Afterwards, she sat above him like a cat, licking her lips. Huge, passionless, intent eyes… A cat seen from a mouse’s viewpoint.
He wanted her again. Wanted her forever.
He told her, and she smiled.
“You’re very good,” she said. “For a virgin, perfectly incredible.”
He hadn’t admitted that, so his pride was dented. “What makes you think…”
“Never mind. Just be thankful you didn’t disappoint me – because you would have found out the painful way if you had.”
Werner began to shiver, his teeth chattering. He seemed to see her through claret-coloured glass.
“But if you want this forever, you’ll come with me and do everything I say.”
“Anything.” He was losing consciousness, pawing at her for help.
“And when I say forever – what was your name?”
“Werner.”
“When I say it, Werner, I do mean
forever
.”
Then came a long interval of oblivion. A few times he bobbed to the surface of awareness, just enough to gain the impression of being carried by soft-footed monks… Then blackness again.
When he woke, he was lying on the floor of a dungeon. A lone candle flickered on dank walls. For minutes, certain he was dreaming, he could only stare at the barred iron door. Then horror struck him.
God Almighty, this is real!
Panic ripped through him. He sat up, only for an iron hammer to pound behind his eyes. He collapsed again, moaning.
“Ilona? Where are you? Let me out!”
“She can’t hear you,” said the dry voice of a spider.
The cell was full of shadows. Werner felt the same unreasoning dread that he’d felt as a child at night, fear of what lay in the dark corner of his bedroom. Now the dread was fulfilled, as a swathe of blackness detached itself and came towards him.
Bony hands grasped him, with nails like thorns. A ghastly face, all hooked lines of cruelty, glared down. Werner caught the abattoir stench of blood and stared in horror at the creature’s naked, red-raw scalp and its pointed teeth.
“She delivered you to us,” said the demon. “Do you fear God, human scum?”

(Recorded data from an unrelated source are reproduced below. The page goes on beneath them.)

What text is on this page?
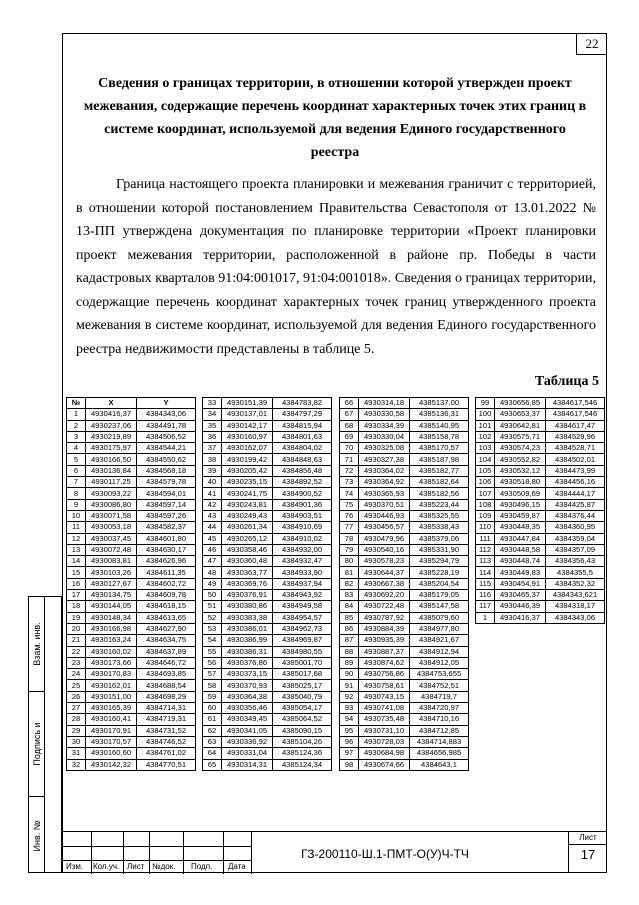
22
Сведения о границах территории, в отношении которой утвержден проект межевания, содержащие перечень координат характерных точек этих границ в системе координат, используемой для ведения Единого государственного реестра

Граница настоящего проекта планировки и межевания граничит с территорией, в отношении которой постановлением Правительства Севастополя от 13.01.2022 № 13-ПП утверждена документация по планировке территории «Проект планировки проект межевания территории, расположенной в районе пр. Победы в части кадастровых кварталов 91:04:001017, 91:04:001018». Сведения о границах территории, содержащие перечень координат характерных точек границ утвержденного проекта межевания в системе координат, используемой для ведения Единого государственного реестра недвижимости представлены в таблице 5.

Таблица 5
№	X	Y
1	4930416,37	4384343,06
2	4930237,06	4384491,78
3	4930219,89	4384506,52
4	4930175,97	4384544,21
5	4930166,50	4384550,62
6	4930136,84	4384568,18
7	4930117,25	4384579,78
8	4930093,22	4384594,01
9	4930086,80	4384597,14
10	4930071,58	4384597,26
11	4930053,18	4384582,37
12	4930037,45	4384601,80
13	4930072,48	4384630,17
14	4930083,81	4384626,96
15	4930103,26	4384611,35
16	4930127,67	4384602,72
17	4930134,75	4384609,78
18	4930144,05	4384618,15
19	4930148,34	4384613,65
20	4930166,98	4384627,90
21	4930163,24	4384634,75
22	4930160,02	4384637,89
23	4930173,66	4384646,72
24	4930170,83	4384693,85
25	4930162,01	4384688,54
26	4930151,00	4384698,29
27	4930165,39	4384714,31
28	4930160,41	4384719,31
29	4930170,91	4384731,52
30	4930170,57	4384746,52
31	4930160,60	4384761,02
32	4930142,32	4384770,51
33	4930151,39	4384783,82
34	4930137,01	4384797,29
35	4930142,17	4384815,94
36	4930160,97	4384801,63
37	4930162,07	4384804,02
38	4930199,42	4384848,63
39	4930205,42	4384856,48
40	4930235,15	4384892,52
41	4930241,75	4384900,52
42	4930243,81	4384901,36
43	4930249,43	4384903,51
44	4930261,34	4384910,69
45	4930265,12	4384910,02
46	4930358,46	4384932,00
47	4930360,48	4384932,47
48	4930363,77	4384933,90
49	4930369,76	4384937,94
50	4930376,91	4384943,92
51	4930380,86	4384949,58
52	4930383,38	4384954,57
53	4930386,01	4384962,73
54	4930386,99	4384969,87
55	4930386,31	4384980,55
56	4930376,86	4385001,70
57	4930373,15	4385017,68
58	4930370,93	4385025,17
59	4930364,38	4385040,79
60	4930356,46	4385054,17
61	4930349,45	4385064,52
62	4930341,05	4385090,15
63	4930336,92	4385104,26
64	4930331,04	4385124,36
65	4930314,31	4385124,34
66	4930314,18	4385137,00
67	4930330,58	4385136,31
68	4930334,39	4385140,95
69	4930330,04	4385158,78
70	4930325,08	4385170,57
71	4930327,38	4385187,98
72	4930364,02	4385182,77
73	4930364,92	4385182,64
74	4930365,93	4385182,56
75	4930370,51	4385223,44
76	4930446,93	4385325,55
77	4930456,57	4385338,43
78	4930479,96	4385379,06
79	4930540,16	4385331,90
80	4930578,23	4385294,79
81	4930644,37	4385228,19
82	4930667,38	4385204,54
83	4930692,20	4385179,05
84	4930722,48	4385147,58
85	4930787,92	4385079,60
86	4930884,39	4384977,80
87	4930935,39	4384921,67
88	4930887,37	4384912,94
89	4930874,62	4384912,05
90	4930756,86	4384753,655
91	4930758,61	4384752,51
92	4930743,15	4384719,7
93	4930741,08	4384720,97
94	4930735,48	4384710,16
95	4930731,10	4384712,85
96	4930728,03	4384714,883
97	4930684,98	4384656,985
98	4930674,66	4384643,1
99	4930656,85	4384617,546
100	4930653,37	4384617,546
101	4930642,81	4384617,47
102	4930575,71	4384529,96
103	4930574,23	4384528,71
104	4930552,82	4384502,01
105	4930532,12	4384473,99
106	4930518,80	4384456,16
107	4930509,69	4384444,17
108	4930496,15	4384425,87
109	4930459,87	4384376,44
110	4930448,35	4384360,95
111	4930447,84	4384359,04
112	4930448,58	4384357,09
113	4930448,74	4384356,43
114	4930449,83	4384355,5
115	4930454,91	4384352,32
116	4930465,37	4384343,621
117	4930446,39	4384318,17
1	4930416,37	4384343,06
Взам. инв.
Подпись и
Инв. №
Изм. Кол.уч. Лист №док. Подп. Дата
ГЗ-200110-Ш.1-ПМТ-О(У)Ч-ТЧ
Лист
17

Werner thought he was in hell, being punished by some mad demon-priest for the sin of fornication. The vampire’s fangs were lengthening, as Ilona’s had. He writhed in fear.
“Let me go!”
“No, you must repent. Do you fear God?”
“Yes, yes,” Werner cried, but the vampire kept repeating the phrase, his voice rising to a frantic shout, the mouth moving closer to Werner’s face, red tongue wobbling.
“
Do you fear God? Do you fear God?
”
Werner began to scream. He wet himself. Then, convulsing in the vampire’s claws, he began to sob and cry for his mother.
* * *
Outside the cell, Simon and Cesare listened to the screams of their latest recruit. Cesare stood with folded arms, nodding in satisfaction. Simon felt nothing; no pity, no pleasure.
“This Werner is a fine boy,” said Cesare. “Ilona chose well again.”
“I told you she’d have her uses,” Simon said without tone. His encounter with Charlotte had left him so despondent that he had no patience with Cesare’s banality. Important, though, to maintain his angelic mask. Draining three victims had partly restored Simon’s strength, but he still felt listless, frustrated.